Beliau menukilkan pula adanya riwayat lain dari Abdullah bin ‘Amr, melalui jalur yang sahih sampai kepada beliau, bahwa yang dimaksud adalah Umayyah bin Abi Ash-Shilt. Seolah-olah, beliau hendak menunjukkan bahwa Umayyah menyerupai Bal’am. Karena dia mempunyai ilmu tentang syariat umat terdahulu dan mendapati zaman Rasulullah, namun semua itu tidak berguna baginya. Selanjutnya, Ibnu Katsir menyatakan bahwa yang masyhur tentang sebab turunnya ayat ini ialah bahwa ayat ini menceritakan tentang seorang laki-laki yang hidup di kota penguasa yang bengis. Dia bernama Bal’am. Melalui jalur ‘Ali bin Abi Thalhah dari Ibnu ‘Abbas, beliau mengisahkan: Ketika Nabi Musa datang ke wilayah kekuasaan seorang penguasa yang bengis bersama para pengikutnya, para kerabat dan anak paman Bal’am datang menemui Bal’am lalu berkata: “Musa itu orang yang keras dan mempunyai pasukan yang besar.
Kalau dia menang tentulah dia akan membinasakan kami. Maka doakanlah kepada Allah agar Dia menjauhkan Musa beserta pasukannya.” Kata Bal’am: “Sesungguhnya, kalau aku berdoa kepada Allah agar menghalau Musa dan orang-orang yang bersamanya, tentulah hilang dunia dan akhiratku.” Tapi mereka terus menerus membujuknya hingga diapun menuruti permintaan mereka. Dikisahkan, setiap kali dia mendoakan kejelekan terhadap Nabi Musa dan pasukannya, maka doa itu justru menimpa Bal’am dan orang-orang yang membujuknya. Begitu seterusnya, wallahu a’lam. Menyadari hal itu, merekapun menegurnya, mengapa dia justru mendoakan kejelekan terhadap mereka? “Begitulah, setiap aku mendoakan kejelekan buat mereka tidak dikabulkan doaku. Tapi aku akan tunjukkan kepada kamu satu hal yang semoga saja dapat menjadi sebab kebinasaan mereka.
Sesungguhnya Allah membenci perzinaan, dan kalau mereka jatuh dalam perbuatan zina, niscaya mereka pasti binasa, dan aku berharap Allah menghancurkan mereka. Maka keluarkanlah para wanita menemui mereka.
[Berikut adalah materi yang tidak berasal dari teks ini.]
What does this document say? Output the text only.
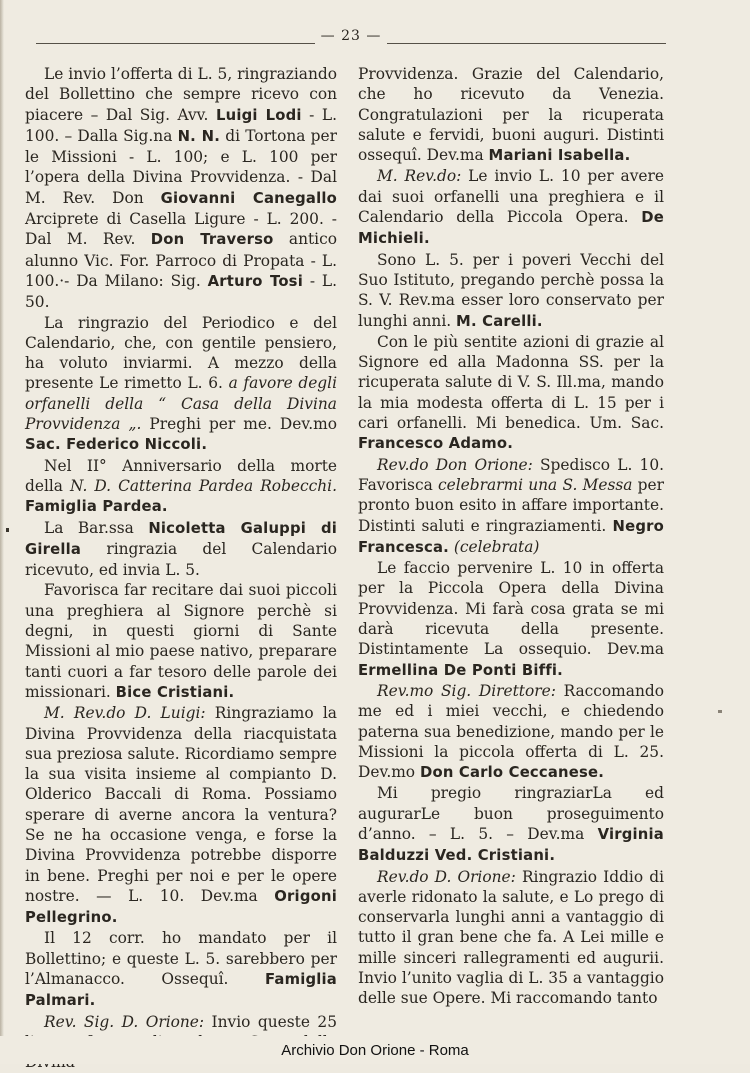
— 23 —

Le invio l’offerta di L. 5, ringraziando del Bollettino che sempre ricevo con piacere – Dal Sig. Avv. Luigi Lodi - L. 100. – Dalla Sig.na N. N. di Tortona per le Missioni - L. 100; e L. 100 per l’opera della Divina Provvidenza. - Dal M. Rev. Don Giovanni Canegallo Arciprete di Casella Ligure - L. 200. - Dal M. Rev. Don Traverso antico alunno Vic. For. Parroco di Propata - L. 100.·- Da Milano: Sig. Arturo Tosi - L. 50.

La ringrazio del Periodico e del Calendario, che, con gentile pensiero, ha voluto inviarmi. A mezzo della presente Le rimetto L. 6. a favore degli orfanelli della “ Casa della Divina Provvidenza „. Preghi per me. Dev.mo Sac. Federico Niccoli.

Nel II° Anniversario della morte della N. D. Catterina Pardea Robecchi. Famiglia Pardea.

La Bar.ssa Nicoletta Galuppi di Girella ringrazia del Calendario ricevuto, ed invia L. 5.

Favorisca far recitare dai suoi piccoli una preghiera al Signore perchè si degni, in questi giorni di Sante Missioni al mio paese nativo, preparare tanti cuori a far tesoro delle parole dei missionari. Bice Cristiani.

M. Rev.do D. Luigi: Ringraziamo la Divina Provvidenza della riacquistata sua preziosa salute. Ricordiamo sempre la sua visita insieme al compianto D. Olderico Baccali di Roma. Possiamo sperare di averne ancora la ventura? Se ne ha occasione venga, e forse la Divina Provvidenza potrebbe disporre in bene. Preghi per noi e per le opere nostre. — L. 10. Dev.ma Origoni Pellegrino.

Il 12 corr. ho mandato per il Bollettino; e queste L. 5. sarebbero per l’Almanacco. Ossequî. Famiglia Palmari.

Rev. Sig. D. Orione: Invio queste 25

Provvidenza. Grazie del Calendario, che ho ricevuto da Venezia. Congratulazioni per la ricuperata salute e fervidi, buoni auguri. Distinti ossequî. Dev.ma Mariani Isabella.

M. Rev.do: Le invio L. 10 per avere dai suoi orfanelli una preghiera e il Calendario della Piccola Opera. De Michieli.

Sono L. 5. per i poveri Vecchi del Suo Istituto, pregando perchè possa la S. V. Rev.ma esser loro conservato per lunghi anni. M. Carelli.

Con le più sentite azioni di grazie al Signore ed alla Madonna SS. per la ricuperata salute di V. S. Ill.ma, mando la mia modesta offerta di L. 15 per i cari orfanelli. Mi benedica. Um. Sac. Francesco Adamo.

Rev.do Don Orione: Spedisco L. 10. Favorisca celebrarmi una S. Messa per pronto buon esito in affare importante. Distinti saluti e ringraziamenti. Negro Francesca. (celebrata)

Le faccio pervenire L. 10 in offerta per la Piccola Opera della Divina Provvidenza. Mi farà cosa grata se mi darà ricevuta della presente. Distintamente La ossequio. Dev.ma Ermellina De Ponti Biffi.

Rev.mo Sig. Direttore: Raccomando me ed i miei vecchi, e chiedendo paterna sua benedizione, mando per le Missioni la piccola offerta di L. 25. Dev.mo Don Carlo Ceccanese.

Mi pregio ringraziarLa ed augurarLe buon proseguimento d’anno. – L. 5. – Dev.ma Virginia Balduzzi Ved. Cristiani.

Rev.do D. Orione: Ringrazio Iddio di averle ridonato la salute, e Lo prego di conservarla lunghi anni a vantaggio di tutto il gran bene che fa. A Lei mille e mille sinceri rallegramenti ed augurii. Invio l’unito vaglia di L. 35 a vantaggio delle sue Opere. Mi raccomando tanto

Archivio Don Orione - Roma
Karena mereka itu para musafir, mudah-mudahan mereka terjerumus dalam perzinaan lalu binasa.” Setelah sebagian besar mereka terjerumus dalam perbuatan zina, Allah kirimkan wabah tha’un sehingga menewaskan tujuhpuluh ribu orang dari mereka. Wallahu a’lam. Waspadailah Fitnah Orang Alim yang Fajir dan ‘Abid yang Jahil Demikianlah keadaan orang alim yang lebih mementingkan urusan dunia daripada akhirat. Adapun ‘abid (ahli ibadah) yang jahil (bodoh terhadap urusan diennya), maka kerusakannya ialah berupa sikap menjauhnya dia dari ilmu dan hukum-hukumnya, dikuasai oleh khayalan dan perasaannya, serta apa-apa yang diinginkan oleh hawa nafsunya. Oleh sebab itulah Sufyan bin ‘Uyainah mengatakan: “Jauhilah fitnah orang alim yang fajir (jahat) dan fitnah ‘abid yang jahil, karena fitnah keduanya adalah fitnah bagi segenap orang yang terfitnah.
Yang satu dengan kejahilannya, dia menghalangi manusia dari ilmu dan konsekuensinya. Dan yang satu dengan kesesatannya (ghay), dia mengajak manusia kepada perbuatan-perbuatan keji.” Allah telah memberikan perumpamaan contoh jenis kedua, dengan firman-Nya: “(Bujukan orang-orang munafik itu adalah) seperti (bujukan) setan ketika dia berkata kepada manusia: ‘Kafirlah kamu’, maka tatkala manusia itu telah kafir ia berkata: ‘Sesungguhnya aku berlepas diri dari kamu karena sesungguhnya aku takut kepada Allah Rabb semesta alam.’ Maka adalah kesudahan keduanya, bahwa sesungguhnya keduanya (masuk) ke dalam neraka, mereka kekal di dalamnya. Demikianlah balasan orang-orang yang zalim.” (Al-Hasyr: 16-17) Ibnu Katsir menceritakan: Konon, di zaman Bani Israil dahulu ada seorang rahib yang tekun beribadah selama 60 tahun.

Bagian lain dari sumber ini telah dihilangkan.